Despite last week’s promise of more information on the point, neither the Guidance v.4 nor the Treasury Direction address the still-outstanding question of how holidays and furlough inter-relate. As a result, assuming that the portal once opened does not ask about it (there is no sign thus far that it will do so), employers could not be blamed for ignoring the holiday issue when claiming furlough support, and then arguing later if need be that the guidance should have said so if the intention were anything else. Where a legitimate expectation is clearly created by HMRC’s own deliberate silence on the point, it is hard to see that they would want a fight on such morally and politically shaky grounds.
Next, the Treasury Direction refers to the allowance as claimable only on “regular wages or salary”. There is no mention of the “past overtime” or “compulsory commission” expressly included as claimable in the preceding version of the Guidance. So which is it? Similarly, by the Treasury Direction, claimable wages or salary exclude any sums “conditional on any matter”. This must mean something, though no-one yet seems entirely sure what. It has been suggested that this even includes circumstances where the employer makes the payment of wages in furlough conditional upon its subsequent receipt of the grant from HMRC. However, this cannot be right in circumstances where unless the employer gets the money from HMRC it won’t or can’t afford to pay the wages. Any unnecessary suggestion that the grant might not be received would push employers towards redundancy dismissals instead of furlough, the very opposite of what the Scheme is designed to achieve.

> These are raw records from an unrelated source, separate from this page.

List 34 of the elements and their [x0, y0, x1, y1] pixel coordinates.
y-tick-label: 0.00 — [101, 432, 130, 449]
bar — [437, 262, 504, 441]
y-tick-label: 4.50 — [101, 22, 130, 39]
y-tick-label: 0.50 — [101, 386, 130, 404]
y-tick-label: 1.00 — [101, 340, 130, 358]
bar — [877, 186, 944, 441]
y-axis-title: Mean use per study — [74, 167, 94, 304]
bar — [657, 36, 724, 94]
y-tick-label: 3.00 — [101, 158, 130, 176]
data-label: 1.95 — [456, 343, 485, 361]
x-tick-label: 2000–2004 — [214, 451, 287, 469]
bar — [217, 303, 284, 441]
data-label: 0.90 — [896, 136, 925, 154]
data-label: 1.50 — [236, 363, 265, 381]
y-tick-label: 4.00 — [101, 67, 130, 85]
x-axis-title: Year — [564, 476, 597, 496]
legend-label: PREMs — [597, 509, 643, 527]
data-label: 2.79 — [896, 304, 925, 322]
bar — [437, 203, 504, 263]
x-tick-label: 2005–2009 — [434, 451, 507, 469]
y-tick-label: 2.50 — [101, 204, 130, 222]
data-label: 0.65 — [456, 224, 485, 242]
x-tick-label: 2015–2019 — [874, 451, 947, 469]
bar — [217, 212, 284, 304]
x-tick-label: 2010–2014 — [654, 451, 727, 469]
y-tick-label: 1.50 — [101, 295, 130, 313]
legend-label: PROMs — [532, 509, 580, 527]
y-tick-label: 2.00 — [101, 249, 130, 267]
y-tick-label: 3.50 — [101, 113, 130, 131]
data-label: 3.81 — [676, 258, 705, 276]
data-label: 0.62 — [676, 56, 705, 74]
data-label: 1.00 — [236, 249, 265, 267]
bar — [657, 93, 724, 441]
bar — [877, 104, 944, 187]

Last, much political capital is also being sought through the “extension” of the Scheme to cover those on payroll as at 19th March (the day before the Scheme was announced), rather than 28th February. Now lots more people can claim, hooray! Unfortunately, the Guidance and the Direction both now say that it is not just an issue of being employed at or before 19th March, but also of the employer having submitted an RTI (real-time information) return to HMRC in respect of that employee. The RTI normally goes in with the payroll returns, and so where the employee joined after February’s payroll run but before 28th, or in March but hadn’t been paid by 19th, he/she would be disqualified in any case. So potentially this makes things worse, not better. This is either a particularly cheap trick by HMRC or (far more likely) the unintended product of a simple lack of thought about how the thing would work in practice – a triumph of politics over reality.
Quite aside from the holiday pay question, the new Guidance and Direction together leave employers again with more questions than answers. Even if the Direction is intended to be HMRC’s final say on the point, it must surely now be supplemented by further guidance to address these points. If it is not, the admirable aims of the Scheme will certainly be overshadowed in the public eye by its shoddy execution.